The forecast does not bode well for other parts of California, experts say, where the stakes are not as high and there’s little or no connection to Washington D.C.
Early figures suggest that voters in Sacramento County are casting ballots at a faster pace than during the same time during the primary. Eight days before the June primary election, there were slightly more than 50,000 votes casts, according to figures tracked by the firm Political Data Inc.
The latest numbers for the general election show more than 120,000 people have already voted. That represents about 16 percent of the electorate. Still, the youth vote, meaning those between the ages 18 and 34, has lagged compared with older age groups, the data show.
“In general, there’s a big gap between (the) intention to vote and actually voting. A bigger gap among young people than among older people,” said Laura Stoker, a UC Berkeley professor who studies political attitudes and behavior.
“The intention to vote can be misleading and represents enthusiasm. Usually, it is the case that the closeness of the election does have some bearing on turnout rates.”

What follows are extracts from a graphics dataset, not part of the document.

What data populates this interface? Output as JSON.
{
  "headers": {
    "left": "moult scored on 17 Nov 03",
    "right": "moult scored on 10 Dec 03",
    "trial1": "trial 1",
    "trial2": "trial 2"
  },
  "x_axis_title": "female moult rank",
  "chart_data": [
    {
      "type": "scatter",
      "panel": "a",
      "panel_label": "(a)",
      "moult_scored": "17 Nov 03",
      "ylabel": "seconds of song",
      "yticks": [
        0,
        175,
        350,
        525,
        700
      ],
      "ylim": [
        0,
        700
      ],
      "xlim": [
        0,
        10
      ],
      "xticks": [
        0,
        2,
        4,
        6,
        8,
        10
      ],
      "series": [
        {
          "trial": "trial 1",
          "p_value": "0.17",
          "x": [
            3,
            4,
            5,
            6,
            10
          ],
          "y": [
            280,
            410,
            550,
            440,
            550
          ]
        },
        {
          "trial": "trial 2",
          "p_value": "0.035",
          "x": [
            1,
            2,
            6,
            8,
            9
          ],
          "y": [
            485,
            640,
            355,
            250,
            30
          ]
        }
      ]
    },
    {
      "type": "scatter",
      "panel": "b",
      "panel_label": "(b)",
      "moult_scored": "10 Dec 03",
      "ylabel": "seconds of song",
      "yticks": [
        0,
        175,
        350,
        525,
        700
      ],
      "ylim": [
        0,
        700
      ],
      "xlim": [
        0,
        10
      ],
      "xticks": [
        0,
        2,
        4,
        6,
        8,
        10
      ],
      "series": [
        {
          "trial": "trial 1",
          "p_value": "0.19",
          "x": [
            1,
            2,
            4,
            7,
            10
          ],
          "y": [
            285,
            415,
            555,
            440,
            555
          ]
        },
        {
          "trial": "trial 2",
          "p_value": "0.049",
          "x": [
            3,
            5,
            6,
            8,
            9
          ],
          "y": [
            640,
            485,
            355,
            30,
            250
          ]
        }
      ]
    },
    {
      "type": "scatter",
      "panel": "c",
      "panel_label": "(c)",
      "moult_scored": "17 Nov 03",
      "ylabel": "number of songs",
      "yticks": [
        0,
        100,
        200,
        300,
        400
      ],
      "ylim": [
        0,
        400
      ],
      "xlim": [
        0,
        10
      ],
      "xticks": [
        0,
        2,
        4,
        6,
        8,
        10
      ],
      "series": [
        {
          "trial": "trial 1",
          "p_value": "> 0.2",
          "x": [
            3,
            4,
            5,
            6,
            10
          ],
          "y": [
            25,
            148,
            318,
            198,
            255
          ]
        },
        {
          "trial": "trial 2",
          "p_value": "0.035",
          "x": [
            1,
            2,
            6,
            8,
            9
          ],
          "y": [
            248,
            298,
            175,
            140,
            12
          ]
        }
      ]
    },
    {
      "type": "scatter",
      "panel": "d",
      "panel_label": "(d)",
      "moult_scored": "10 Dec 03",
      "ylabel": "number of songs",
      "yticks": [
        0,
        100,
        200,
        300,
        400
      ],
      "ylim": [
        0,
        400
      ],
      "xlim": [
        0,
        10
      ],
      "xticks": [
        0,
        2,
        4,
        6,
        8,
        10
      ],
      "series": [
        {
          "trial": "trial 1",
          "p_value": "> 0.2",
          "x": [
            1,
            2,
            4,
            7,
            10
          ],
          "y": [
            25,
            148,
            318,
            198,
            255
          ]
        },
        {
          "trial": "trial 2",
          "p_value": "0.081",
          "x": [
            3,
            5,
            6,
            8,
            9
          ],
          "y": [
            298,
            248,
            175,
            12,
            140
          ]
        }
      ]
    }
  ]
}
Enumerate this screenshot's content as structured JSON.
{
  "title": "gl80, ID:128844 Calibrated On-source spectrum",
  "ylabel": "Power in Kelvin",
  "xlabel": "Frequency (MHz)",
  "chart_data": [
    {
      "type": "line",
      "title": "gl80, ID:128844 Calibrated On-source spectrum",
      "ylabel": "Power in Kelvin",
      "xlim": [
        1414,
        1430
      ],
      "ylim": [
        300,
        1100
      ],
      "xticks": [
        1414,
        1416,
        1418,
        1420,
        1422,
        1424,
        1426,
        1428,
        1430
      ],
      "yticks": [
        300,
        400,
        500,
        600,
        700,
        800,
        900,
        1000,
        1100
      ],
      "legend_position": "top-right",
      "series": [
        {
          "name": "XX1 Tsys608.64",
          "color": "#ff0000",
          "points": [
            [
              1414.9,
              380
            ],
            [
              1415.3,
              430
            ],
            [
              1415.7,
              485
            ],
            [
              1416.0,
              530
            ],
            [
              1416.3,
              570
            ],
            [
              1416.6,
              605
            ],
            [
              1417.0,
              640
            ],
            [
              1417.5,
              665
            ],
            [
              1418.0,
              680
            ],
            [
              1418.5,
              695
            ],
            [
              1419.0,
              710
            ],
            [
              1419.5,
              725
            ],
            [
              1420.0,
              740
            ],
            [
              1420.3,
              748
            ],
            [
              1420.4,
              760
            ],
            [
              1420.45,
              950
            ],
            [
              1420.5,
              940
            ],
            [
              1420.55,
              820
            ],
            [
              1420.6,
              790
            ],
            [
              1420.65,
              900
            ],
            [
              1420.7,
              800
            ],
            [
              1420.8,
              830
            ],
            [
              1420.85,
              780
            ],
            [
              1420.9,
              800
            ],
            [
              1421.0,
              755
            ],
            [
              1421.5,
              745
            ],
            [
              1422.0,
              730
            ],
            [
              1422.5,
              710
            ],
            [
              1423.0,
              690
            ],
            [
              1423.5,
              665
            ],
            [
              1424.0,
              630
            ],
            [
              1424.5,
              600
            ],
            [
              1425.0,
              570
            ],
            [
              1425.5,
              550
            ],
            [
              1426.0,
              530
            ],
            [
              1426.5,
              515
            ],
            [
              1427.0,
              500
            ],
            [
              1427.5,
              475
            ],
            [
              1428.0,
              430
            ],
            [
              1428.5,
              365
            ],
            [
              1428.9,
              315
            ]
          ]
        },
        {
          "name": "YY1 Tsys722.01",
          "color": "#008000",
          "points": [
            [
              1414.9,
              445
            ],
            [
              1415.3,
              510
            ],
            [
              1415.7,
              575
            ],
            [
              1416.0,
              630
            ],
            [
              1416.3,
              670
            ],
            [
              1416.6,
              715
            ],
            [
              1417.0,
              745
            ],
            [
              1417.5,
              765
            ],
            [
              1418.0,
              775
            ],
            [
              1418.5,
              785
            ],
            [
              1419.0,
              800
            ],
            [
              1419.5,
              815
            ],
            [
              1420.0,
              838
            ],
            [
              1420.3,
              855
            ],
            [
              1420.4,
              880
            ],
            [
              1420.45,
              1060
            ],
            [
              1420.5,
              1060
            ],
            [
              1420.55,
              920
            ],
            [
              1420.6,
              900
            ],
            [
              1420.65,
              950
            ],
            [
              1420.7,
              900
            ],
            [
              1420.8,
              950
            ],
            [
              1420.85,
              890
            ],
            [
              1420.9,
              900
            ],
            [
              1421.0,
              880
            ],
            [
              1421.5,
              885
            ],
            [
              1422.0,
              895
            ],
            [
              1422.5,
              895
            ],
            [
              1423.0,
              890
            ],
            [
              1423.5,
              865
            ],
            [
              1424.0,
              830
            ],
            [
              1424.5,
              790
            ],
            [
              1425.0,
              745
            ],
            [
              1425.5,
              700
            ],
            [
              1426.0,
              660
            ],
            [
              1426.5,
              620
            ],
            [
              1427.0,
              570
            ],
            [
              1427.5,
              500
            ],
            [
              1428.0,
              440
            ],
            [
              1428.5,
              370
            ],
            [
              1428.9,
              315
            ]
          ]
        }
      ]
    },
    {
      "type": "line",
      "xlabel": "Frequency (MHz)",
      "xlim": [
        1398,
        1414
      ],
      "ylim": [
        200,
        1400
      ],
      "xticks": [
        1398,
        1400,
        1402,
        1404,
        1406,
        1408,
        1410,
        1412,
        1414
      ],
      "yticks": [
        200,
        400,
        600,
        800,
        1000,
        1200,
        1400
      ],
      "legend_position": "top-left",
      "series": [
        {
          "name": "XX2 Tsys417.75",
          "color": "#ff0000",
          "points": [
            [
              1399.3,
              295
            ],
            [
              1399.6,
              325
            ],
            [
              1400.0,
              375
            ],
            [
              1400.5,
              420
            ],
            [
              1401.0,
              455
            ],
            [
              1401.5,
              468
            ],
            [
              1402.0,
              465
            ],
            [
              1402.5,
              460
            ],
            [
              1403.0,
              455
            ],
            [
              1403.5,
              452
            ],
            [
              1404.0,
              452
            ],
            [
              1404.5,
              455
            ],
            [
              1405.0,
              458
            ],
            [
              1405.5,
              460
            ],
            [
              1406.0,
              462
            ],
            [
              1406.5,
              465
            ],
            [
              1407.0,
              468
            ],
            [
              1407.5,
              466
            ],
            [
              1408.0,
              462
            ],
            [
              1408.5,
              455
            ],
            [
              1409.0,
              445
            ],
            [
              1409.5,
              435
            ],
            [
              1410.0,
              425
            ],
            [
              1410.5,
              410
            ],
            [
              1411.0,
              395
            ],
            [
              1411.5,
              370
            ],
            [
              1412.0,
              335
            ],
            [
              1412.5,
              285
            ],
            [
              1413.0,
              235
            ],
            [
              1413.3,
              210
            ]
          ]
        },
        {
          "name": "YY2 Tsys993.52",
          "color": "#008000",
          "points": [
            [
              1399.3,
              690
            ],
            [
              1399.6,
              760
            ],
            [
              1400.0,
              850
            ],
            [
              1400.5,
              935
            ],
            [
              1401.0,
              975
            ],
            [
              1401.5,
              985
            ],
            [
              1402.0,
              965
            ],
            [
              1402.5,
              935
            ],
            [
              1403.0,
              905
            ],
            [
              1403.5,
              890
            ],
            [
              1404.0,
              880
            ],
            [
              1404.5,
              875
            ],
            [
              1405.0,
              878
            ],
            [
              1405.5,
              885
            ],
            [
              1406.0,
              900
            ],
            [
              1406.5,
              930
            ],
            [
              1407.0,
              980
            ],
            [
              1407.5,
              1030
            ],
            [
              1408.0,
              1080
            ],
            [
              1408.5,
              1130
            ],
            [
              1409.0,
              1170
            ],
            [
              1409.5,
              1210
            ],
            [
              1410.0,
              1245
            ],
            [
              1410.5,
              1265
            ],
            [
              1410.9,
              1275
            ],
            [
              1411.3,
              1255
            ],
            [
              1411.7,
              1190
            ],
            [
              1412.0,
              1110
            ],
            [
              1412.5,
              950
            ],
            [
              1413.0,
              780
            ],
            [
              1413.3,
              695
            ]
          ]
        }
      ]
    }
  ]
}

There’s no high-stakes congressional fight in Sacramento but younger voters have already cast about 7,300 more ballots for the general election than the primary — a 2 percent difference.
Voter turnout all boils down to motivation and mechanics, said Paul Mitchell, a consultant and vice president for Political Data Inc. The motivational factors are influenced by the voters’ emotional connection to a race or issue and the mechanics include marketing and other get-out-the-vote efforts like knocking on doors.
“If you pick any congressional district that is competitive, you’ll see that they are vastly outperforming the primary — where there is a connection between the vote and what’s happening in Washington DC,” Mitchell said. “In Sacramento, there is isn’t as much of a connection. If the motivation was coming from state issues, we would see higher turnout statewide.”
It’s still unclear what else could drive turnout during this election, with numerous ballot measures and a gubernatorial race on the ticket. But Stoker said she expected turnout to be higher than usual since the election has been “hyped for so long,” particularly among Democrats.
“Because of the hype on the election and the antipathy towards President Donald Trump among many young people, I think that could produce a slightly tighter connection between intention to vote and actually voting than we usually see,” Stoker said. “Again, there is a big gap among young people.”